La Corte europea dei diritti dell’uomo ha posto una pietra miliare accogliendo il ricorso di un dipendente di un’azienda che, circa dieci anni fa, era stato licenziato per aver utilizzato la posta elettronica e altri strumenti di comunicazione per fini personali (in particolare, per colloquiare con i familiari).
Le comunicazioni personali dell’ingegnere rumeno Bogdan Barbulescu erano state monitorate, a sua insaputa, dalla società per la quale lavorava. I vertici dell’azienda, dopo le verifiche effettuate, ha deciso di interrompere il rapporto di lavoro.

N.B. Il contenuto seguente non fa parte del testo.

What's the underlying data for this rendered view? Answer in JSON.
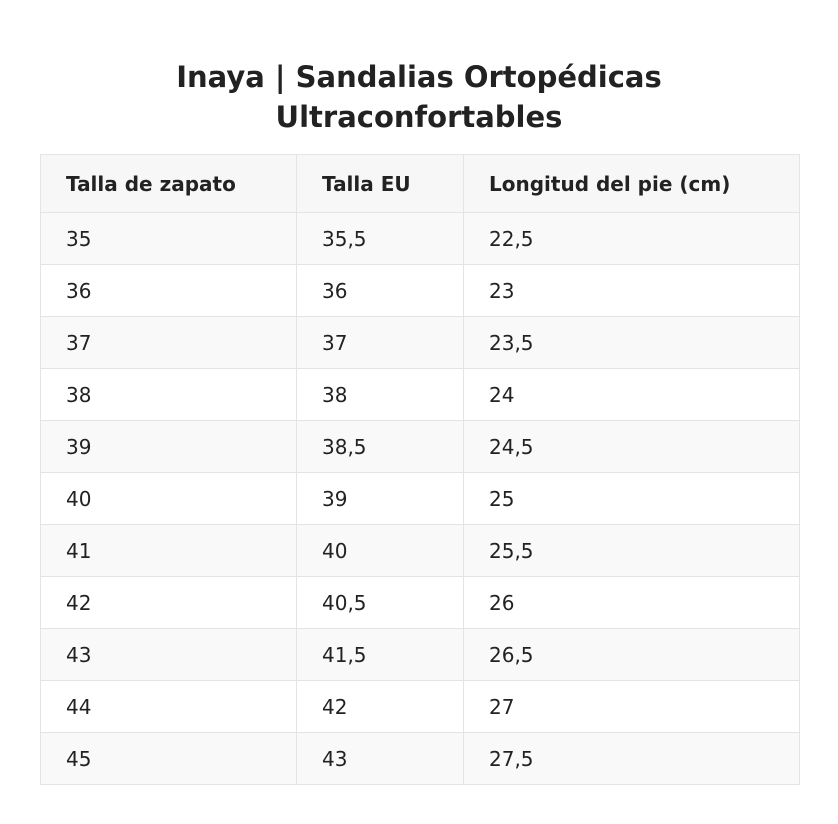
{
  "title": {
    "line1": "Inaya | Sandalias Ortopédicas",
    "line2": "Ultraconfortables"
  },
  "table": {
    "headers": [
      "Talla de zapato",
      "Talla EU",
      "Longitud del pie (cm)"
    ],
    "rows": [
      [
        "35",
        "35,5",
        "22,5"
      ],
      [
        "36",
        "36",
        "23"
      ],
      [
        "37",
        "37",
        "23,5"
      ],
      [
        "38",
        "38",
        "24"
      ],
      [
        "39",
        "38,5",
        "24,5"
      ],
      [
        "40",
        "39",
        "25"
      ],
      [
        "41",
        "40",
        "25,5"
      ],
      [
        "42",
        "40,5",
        "26"
      ],
      [
        "43",
        "41,5",
        "26,5"
      ],
      [
        "44",
        "42",
        "27"
      ],
      [
        "45",
        "43",
        "27,5"
      ]
    ]
  },
  "colors": {
    "text": "#222222",
    "header_bg": "#f7f7f7",
    "stripe_bg": "#f9f9f9",
    "border": "#e4e4e4"
  }
}
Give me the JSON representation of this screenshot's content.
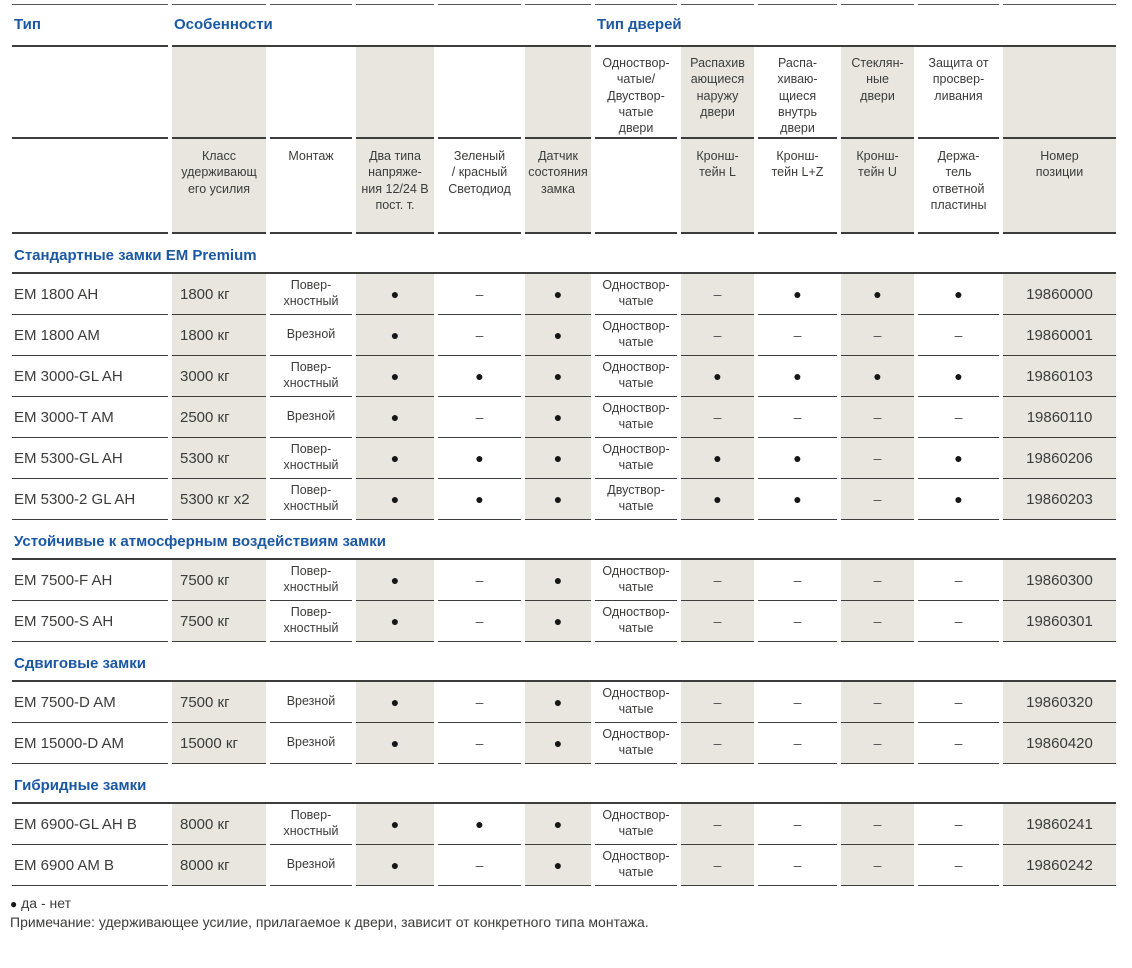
{
  "colors": {
    "accent_blue": "#1b58a4",
    "band_beige": "#e8e6df",
    "line_dark": "#3d3d3b",
    "text_dark": "#3c3c3b"
  },
  "symbols": {
    "yes": "●",
    "no": "–"
  },
  "header": {
    "groups": [
      {
        "label": "Тип"
      },
      {
        "label": "Особенности"
      },
      {
        "label": "Тип дверей"
      }
    ],
    "door_types": [
      "Одноствор-\nчатые/\nДвуствор-\nчатые\nдвери",
      "Распахив\nающиеся\nнаружу\nдвери",
      "Распа-\nхиваю-\nщиеся\nвнутрь\nдвери",
      "Стеклян-\nные\nдвери",
      "Защита от\nпросвер-\nливания"
    ],
    "columns": [
      "Класс\nудерживающ\nего усилия",
      "Монтаж",
      "Два типа\nнапряже-\nния 12/24 В\nпост. т.",
      "Зеленый\n/ красный\nСветодиод",
      "Датчик\nсостояния\nзамка",
      "",
      "Кронш-\nтейн L",
      "Кронш-\nтейн L+Z",
      "Кронш-\nтейн U",
      "Держа-\nтель\nответной\nпластины",
      "Номер\nпозиции"
    ]
  },
  "sections": [
    {
      "title": "Стандартные замки EM Premium",
      "rows": [
        {
          "name": "EM 1800 AH",
          "force": "1800 кг",
          "mount": "Повер-\nхностный",
          "features": [
            "●",
            "–",
            "●"
          ],
          "door": "Одноствор-\nчатые",
          "brackets": [
            "–",
            "●",
            "●",
            "●"
          ],
          "part": "19860000"
        },
        {
          "name": "EM 1800 AM",
          "force": "1800 кг",
          "mount": "Врезной",
          "features": [
            "●",
            "–",
            "●"
          ],
          "door": "Одноствор-\nчатые",
          "brackets": [
            "–",
            "–",
            "–",
            "–"
          ],
          "part": "19860001"
        },
        {
          "name": "EM 3000-GL AH",
          "force": "3000 кг",
          "mount": "Повер-\nхностный",
          "features": [
            "●",
            "●",
            "●"
          ],
          "door": "Одноствор-\nчатые",
          "brackets": [
            "●",
            "●",
            "●",
            "●"
          ],
          "part": "19860103"
        },
        {
          "name": "EM 3000-T AM",
          "force": "2500 кг",
          "mount": "Врезной",
          "features": [
            "●",
            "–",
            "●"
          ],
          "door": "Одноствор-\nчатые",
          "brackets": [
            "–",
            "–",
            "–",
            "–"
          ],
          "part": "19860110"
        },
        {
          "name": "EM 5300-GL AH",
          "force": "5300 кг",
          "mount": "Повер-\nхностный",
          "features": [
            "●",
            "●",
            "●"
          ],
          "door": "Одноствор-\nчатые",
          "brackets": [
            "●",
            "●",
            "–",
            "●"
          ],
          "part": "19860206"
        },
        {
          "name": "EM 5300-2 GL AH",
          "force": "5300 кг x2",
          "mount": "Повер-\nхностный",
          "features": [
            "●",
            "●",
            "●"
          ],
          "door": "Двуствор-\nчатые",
          "brackets": [
            "●",
            "●",
            "–",
            "●"
          ],
          "part": "19860203"
        }
      ]
    },
    {
      "title": "Устойчивые к атмосферным воздействиям замки",
      "rows": [
        {
          "name": "EM 7500-F AH",
          "force": "7500 кг",
          "mount": "Повер-\nхностный",
          "features": [
            "●",
            "–",
            "●"
          ],
          "door": "Одноствор-\nчатые",
          "brackets": [
            "–",
            "–",
            "–",
            "–"
          ],
          "part": "19860300"
        },
        {
          "name": "EM 7500-S AH",
          "force": "7500 кг",
          "mount": "Повер-\nхностный",
          "features": [
            "●",
            "–",
            "●"
          ],
          "door": "Одноствор-\nчатые",
          "brackets": [
            "–",
            "–",
            "–",
            "–"
          ],
          "part": "19860301"
        }
      ]
    },
    {
      "title": "Сдвиговые замки",
      "rows": [
        {
          "name": "EM 7500-D AM",
          "force": "7500 кг",
          "mount": "Врезной",
          "features": [
            "●",
            "–",
            "●"
          ],
          "door": "Одноствор-\nчатые",
          "brackets": [
            "–",
            "–",
            "–",
            "–"
          ],
          "part": "19860320"
        },
        {
          "name": "EM 15000-D AM",
          "force": "15000 кг",
          "mount": "Врезной",
          "features": [
            "●",
            "–",
            "●"
          ],
          "door": "Одноствор-\nчатые",
          "brackets": [
            "–",
            "–",
            "–",
            "–"
          ],
          "part": "19860420"
        }
      ]
    },
    {
      "title": "Гибридные замки",
      "rows": [
        {
          "name": "EM 6900-GL AH B",
          "force": "8000 кг",
          "mount": "Повер-\nхностный",
          "features": [
            "●",
            "●",
            "●"
          ],
          "door": "Одноствор-\nчатые",
          "brackets": [
            "–",
            "–",
            "–",
            "–"
          ],
          "part": "19860241"
        },
        {
          "name": "EM 6900 AM B",
          "force": "8000 кг",
          "mount": "Врезной",
          "features": [
            "●",
            "–",
            "●"
          ],
          "door": "Одноствор-\nчатые",
          "brackets": [
            "–",
            "–",
            "–",
            "–"
          ],
          "part": "19860242"
        }
      ]
    }
  ],
  "footer": {
    "legend_dot": "●",
    "legend_text": "да - нет",
    "note": "Примечание: удерживающее усилие, прилагаемое к двери, зависит от конкретного типа монтажа."
  }
}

Nel 2016, la corte di Strasburgo aveva espresso un giudizio più severo stabilendo che le comunicazioni dei dipendenti non possono essere oggetto di monitoraggio e che l’utilizzo degli strumenti messi a disposizione dall’azienda deve avvenire esclusivamente per finalità professionali: Vietato usare l’email aziendale per messaggi personali.

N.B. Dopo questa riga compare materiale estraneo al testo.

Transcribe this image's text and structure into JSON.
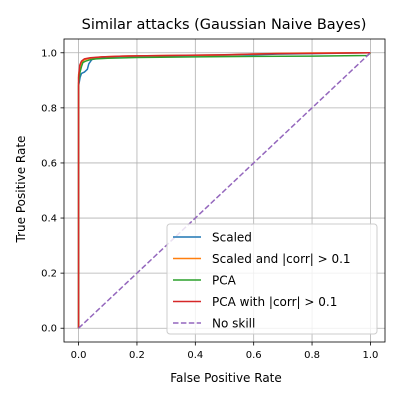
{
  "chart_data": {
    "type": "line",
    "title": "Similar attacks (Gaussian Naive Bayes)",
    "xlabel": "False Positive Rate",
    "ylabel": "True Positive Rate",
    "xlim": [
      -0.05,
      1.05
    ],
    "ylim": [
      -0.05,
      1.05
    ],
    "xticks": [
      0.0,
      0.2,
      0.4,
      0.6,
      0.8,
      1.0
    ],
    "yticks": [
      0.0,
      0.2,
      0.4,
      0.6,
      0.8,
      1.0
    ],
    "xtick_labels": [
      "0.0",
      "0.2",
      "0.4",
      "0.6",
      "0.8",
      "1.0"
    ],
    "ytick_labels": [
      "0.0",
      "0.2",
      "0.4",
      "0.6",
      "0.8",
      "1.0"
    ],
    "grid": true,
    "legend_position": "lower right",
    "series": [
      {
        "name": "Scaled",
        "color": "#1f77b4",
        "style": "solid",
        "points": [
          [
            0,
            0
          ],
          [
            0,
            0.88
          ],
          [
            0.005,
            0.91
          ],
          [
            0.01,
            0.925
          ],
          [
            0.02,
            0.93
          ],
          [
            0.03,
            0.94
          ],
          [
            0.035,
            0.96
          ],
          [
            0.045,
            0.975
          ],
          [
            0.06,
            0.98
          ],
          [
            0.1,
            0.985
          ],
          [
            0.2,
            0.988
          ],
          [
            0.4,
            0.99
          ],
          [
            0.6,
            0.993
          ],
          [
            0.68,
            0.995
          ],
          [
            0.8,
            0.997
          ],
          [
            1.0,
            1.0
          ]
        ]
      },
      {
        "name": "Scaled and |corr| > 0.1",
        "color": "#ff7f0e",
        "style": "solid",
        "points": [
          [
            0,
            0
          ],
          [
            0,
            0.92
          ],
          [
            0.005,
            0.95
          ],
          [
            0.01,
            0.965
          ],
          [
            0.02,
            0.975
          ],
          [
            0.04,
            0.98
          ],
          [
            0.08,
            0.985
          ],
          [
            0.15,
            0.988
          ],
          [
            0.3,
            0.99
          ],
          [
            0.5,
            0.992
          ],
          [
            0.68,
            0.998
          ],
          [
            0.8,
            0.999
          ],
          [
            1.0,
            1.0
          ]
        ]
      },
      {
        "name": "PCA",
        "color": "#2ca02c",
        "style": "solid",
        "points": [
          [
            0,
            0
          ],
          [
            0,
            0.89
          ],
          [
            0.005,
            0.93
          ],
          [
            0.01,
            0.95
          ],
          [
            0.015,
            0.965
          ],
          [
            0.025,
            0.97
          ],
          [
            0.04,
            0.975
          ],
          [
            0.06,
            0.978
          ],
          [
            0.1,
            0.98
          ],
          [
            0.2,
            0.983
          ],
          [
            0.4,
            0.985
          ],
          [
            0.6,
            0.987
          ],
          [
            0.8,
            0.988
          ],
          [
            0.99,
            0.99
          ],
          [
            1.0,
            1.0
          ]
        ]
      },
      {
        "name": "PCA with |corr| > 0.1",
        "color": "#d62728",
        "style": "solid",
        "points": [
          [
            0,
            0
          ],
          [
            0,
            0.91
          ],
          [
            0.004,
            0.955
          ],
          [
            0.01,
            0.97
          ],
          [
            0.02,
            0.978
          ],
          [
            0.04,
            0.982
          ],
          [
            0.08,
            0.985
          ],
          [
            0.15,
            0.988
          ],
          [
            0.3,
            0.99
          ],
          [
            0.5,
            0.993
          ],
          [
            0.68,
            0.997
          ],
          [
            0.8,
            0.998
          ],
          [
            1.0,
            1.0
          ]
        ]
      },
      {
        "name": "No skill",
        "color": "#9467bd",
        "style": "dashed",
        "points": [
          [
            0,
            0
          ],
          [
            1,
            1
          ]
        ]
      }
    ]
  }
}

Oggi la Corte europea dei diritti dell’uomo assume una decisione che, nel caso di Barbulescu, dà ragione al dipendente.
I giudici hanno infatti stabilito che i dipendenti devono essere informati ogniqualvolta l’azienda ponga in essere attività di monitoraggio e verifica delle comunicazioni elettroniche.
C’è insomma una sottile linea di demarcazione tra il diritto alla privacy dell’utente e il diritto dell’azienda a richiedere un utilizzo esclusivamente professionale degli strumenti di comunicazione messi a disposizione.

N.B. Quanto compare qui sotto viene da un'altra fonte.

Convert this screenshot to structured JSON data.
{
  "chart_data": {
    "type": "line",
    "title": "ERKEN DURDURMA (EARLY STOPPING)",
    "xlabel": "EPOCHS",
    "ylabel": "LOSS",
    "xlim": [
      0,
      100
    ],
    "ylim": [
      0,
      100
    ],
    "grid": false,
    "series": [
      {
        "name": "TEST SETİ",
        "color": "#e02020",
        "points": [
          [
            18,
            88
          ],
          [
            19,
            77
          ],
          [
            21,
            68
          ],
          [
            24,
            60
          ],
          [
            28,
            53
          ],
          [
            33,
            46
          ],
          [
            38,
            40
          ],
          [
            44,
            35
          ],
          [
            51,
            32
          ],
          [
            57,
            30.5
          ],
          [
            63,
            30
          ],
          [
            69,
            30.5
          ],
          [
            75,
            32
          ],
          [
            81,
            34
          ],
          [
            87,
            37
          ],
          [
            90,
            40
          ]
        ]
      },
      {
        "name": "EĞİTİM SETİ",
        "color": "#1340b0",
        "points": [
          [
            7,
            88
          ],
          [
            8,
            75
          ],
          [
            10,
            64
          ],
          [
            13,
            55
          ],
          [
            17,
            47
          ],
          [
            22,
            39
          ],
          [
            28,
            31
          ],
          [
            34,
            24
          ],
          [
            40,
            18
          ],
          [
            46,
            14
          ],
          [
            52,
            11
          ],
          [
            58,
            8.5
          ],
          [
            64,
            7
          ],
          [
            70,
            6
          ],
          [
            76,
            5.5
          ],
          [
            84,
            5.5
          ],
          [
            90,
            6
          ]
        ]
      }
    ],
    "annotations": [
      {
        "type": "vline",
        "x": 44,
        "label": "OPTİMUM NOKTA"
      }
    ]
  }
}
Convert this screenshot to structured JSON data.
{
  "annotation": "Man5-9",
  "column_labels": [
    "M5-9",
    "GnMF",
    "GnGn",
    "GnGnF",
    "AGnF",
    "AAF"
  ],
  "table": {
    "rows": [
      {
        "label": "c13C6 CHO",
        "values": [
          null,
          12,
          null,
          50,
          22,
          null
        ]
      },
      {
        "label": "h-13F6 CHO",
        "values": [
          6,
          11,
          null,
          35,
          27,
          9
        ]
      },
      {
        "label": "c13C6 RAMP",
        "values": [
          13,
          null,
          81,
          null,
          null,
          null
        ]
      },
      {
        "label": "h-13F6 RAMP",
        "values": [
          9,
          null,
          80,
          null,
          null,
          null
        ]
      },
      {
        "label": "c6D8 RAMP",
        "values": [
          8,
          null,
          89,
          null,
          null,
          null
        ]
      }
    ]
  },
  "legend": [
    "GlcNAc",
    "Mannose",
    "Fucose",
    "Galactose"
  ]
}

I dipendenti devono usare email e software di messaggistica sulla postazione aziendale solo per finalità lavorative ma, di contro, il datore di lavoro non può monitorare i dati scambiati se non informando preventivamente gli impiegati.
Sebbene la decisione della Corte europea dei diritti dell’uomo non faccia legge, influenzerà certamente il legislatore.